= Battle of Valencia (cultural) =

The Battle of Valencia was an identity conflict held in the Valencian society during the Spanish transition to democracy. It involved the progressive valencianism known as Fusterianism (named that way after intellectual Joan Fuster i Ortells) and the conservative anticatalanist regionalism known as blaverism.

==Valencianist positions==
The positions associated with Valencianism have varied somewhat since the return to democracy, depending on the direction of the supposed "threat". Some Valencianists positions have become mainstream (e.g., the flag), some have lost
their association with Valencianism (e.g., role of the autonomous institutions) while some have become more associated with valencianism, and more hotly debated (e.g., the Valencian language).

===Flag of the autonomous community===

The question of which flag should be used to represent the Valencian Community is at the origin of the name "Valencianism", which is derived from the Valencian "blava", meaning "blue". The origin of the dispute can be traced to Fuster's "Nosaltres els valencians", where he claims that Valencians and Catalans have always shared the same flag (the Senyera) and that
Valencian groups who had used different flags in the years before Franco "knew not what they did" (no sabien el que es feien, p. 26).
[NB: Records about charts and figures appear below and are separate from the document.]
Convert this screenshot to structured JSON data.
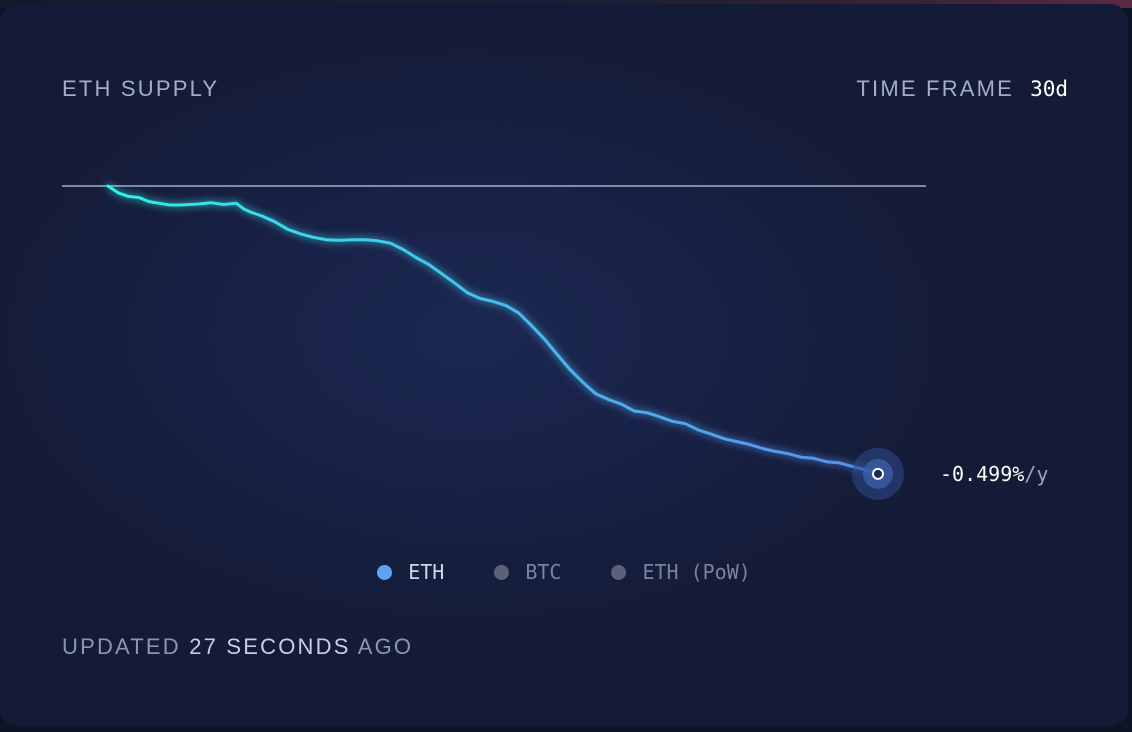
{
  "header": {
    "title": "ETH SUPPLY",
    "timeframe_label": "TIME FRAME",
    "timeframe_value": "30d"
  },
  "colors": {
    "line_start": "#2ff0e8",
    "line_end": "#5b8cf0",
    "baseline": "#a6adc8",
    "eth_dot": "#5ea2f6",
    "inactive_dot": "#5b6178",
    "active_text": "#cfd5ea",
    "inactive_text": "#7a829d"
  },
  "chart_data": {
    "type": "line",
    "title": "ETH SUPPLY",
    "baseline_value": 0,
    "ylim": [
      -0.52,
      0.0
    ],
    "xlim": [
      0,
      30
    ],
    "grid": false,
    "series": [
      {
        "name": "ETH",
        "x": [
          0,
          0.4,
          0.8,
          1.2,
          1.6,
          2.0,
          2.4,
          2.8,
          3.2,
          3.6,
          4.0,
          4.5,
          5.0,
          5.3,
          5.6,
          6.0,
          6.5,
          7.0,
          7.5,
          8.0,
          8.5,
          9.0,
          9.5,
          10.0,
          10.5,
          11.0,
          11.5,
          12.0,
          12.5,
          13.0,
          13.5,
          14.0,
          14.5,
          15.0,
          15.5,
          16.0,
          16.5,
          17.0,
          17.5,
          18.0,
          18.5,
          19.0,
          19.5,
          20.0,
          20.5,
          21.0,
          21.5,
          22.0,
          22.5,
          23.0,
          23.5,
          24.0,
          24.5,
          25.0,
          25.5,
          26.0,
          26.5,
          27.0,
          27.5,
          28.0,
          28.5,
          29.0,
          29.5,
          30.0
        ],
        "values": [
          0.0,
          -0.012,
          -0.018,
          -0.02,
          -0.027,
          -0.03,
          -0.033,
          -0.033,
          -0.032,
          -0.031,
          -0.029,
          -0.032,
          -0.03,
          -0.04,
          -0.046,
          -0.052,
          -0.062,
          -0.075,
          -0.083,
          -0.089,
          -0.093,
          -0.094,
          -0.093,
          -0.093,
          -0.095,
          -0.099,
          -0.11,
          -0.124,
          -0.136,
          -0.152,
          -0.168,
          -0.185,
          -0.195,
          -0.2,
          -0.207,
          -0.22,
          -0.242,
          -0.265,
          -0.292,
          -0.318,
          -0.34,
          -0.36,
          -0.37,
          -0.378,
          -0.39,
          -0.393,
          -0.4,
          -0.408,
          -0.412,
          -0.423,
          -0.43,
          -0.438,
          -0.443,
          -0.448,
          -0.455,
          -0.46,
          -0.464,
          -0.47,
          -0.472,
          -0.478,
          -0.48,
          -0.486,
          -0.492,
          -0.499
        ]
      }
    ],
    "end_label": {
      "value": "-0.499%",
      "unit": "/y"
    },
    "legend": [
      {
        "name": "ETH",
        "active": true
      },
      {
        "name": "BTC",
        "active": false
      },
      {
        "name": "ETH (PoW)",
        "active": false
      }
    ]
  },
  "footer": {
    "prefix": "UPDATED",
    "count": "27",
    "unit": "SECONDS",
    "suffix": "AGO"
  }
}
The Senyera in its simplest form—sometimes referred to as the quatribarrada—gained a certain (but not overwhelming) support in Valencianist circles, and
was on view at the march in favour of autonomy of 9 October 1977.

The Statute of Morella proposed that the flag of the autonomous community be the Senyera with the royal coat of arms at the centre (those of Peter III of Aragon (1336-87), who did much to formalize the autonomy of the Kingdom of Valencia within the Crown of Aragon). This was adopted as the flag of the Consell del País Valencià on 24 April 1979: however the decision was seen as a
provocation by the UCD, coming as it did after elections
which would have given the centre-right a majority on the Consell but before the new Consell could be constituted.

The more Valencianist groups seized the opportunity provided by the tense political climate: the flags of the Valencia Town Hall were burnt by demonstrators on 9 October 1979, far from the only act of political violence that year.

The socialist representative left the Consell on 22 December 1979 and the choice of flag was reversed on 14 January 1980. The Valencianists continued to insist that the flag of the new autonomous community be recognisably different from that of any other, and particularly that of Catalonia (the Senyera in its simplest form). The Statute of Benicàssim proposed a new design, but the UCD representative on the
Constitutional Committee of the Congress of Deputies managed to impose an amendment making the flag of the autonomous community the same as that of the city of Valencia (for, 17; against, 16; abstention, 1) which includes the blue fringe (the Senyera Coronada).

Since the adoption of the first Statute of Autonomy, the issue has lost much of its controversy. The use of the Senyera coronada has a wide acceptance within the Valencian Community, although some small groups on the left of the political spectrum (e.g. Els Verds, ERPV) continue to refer to it as the "blavera" and the Senyera quatribarrada
can be seen from time to time, particularly in the districts furthest from the capital.

===Name of the autonomous community===

The question of the name of the autonomous community was initially seen as fairly minor compared to the debates over the flag and the powers which would be granted to the Generalitat Valenciana. However it became the issue which almost caused the rejection of the Statute of Autonomy by the Congress of Deputies in 1982.

At the start of the democratic transition Valencian: País Valencià, Pais Valenciano (roughly translated as "Valencian Country") seemed to enjoy a wide consensus. It was under this name that the Consell del País Valencià was established, and it was this name which was used in the Call for Autonomy of 8 October 1978, signed by both the UCD and by the postfranquists of the Alianza Popular.

The blaverist view, minority even on the right at first, was that the term País Valencià implied an identification with the Països Catalans, an anathema to the valencianists. In the context of the political tensions of 1979-80, they called ever more loudly for the alternative name Regne de València ("Kingdom of Valencia").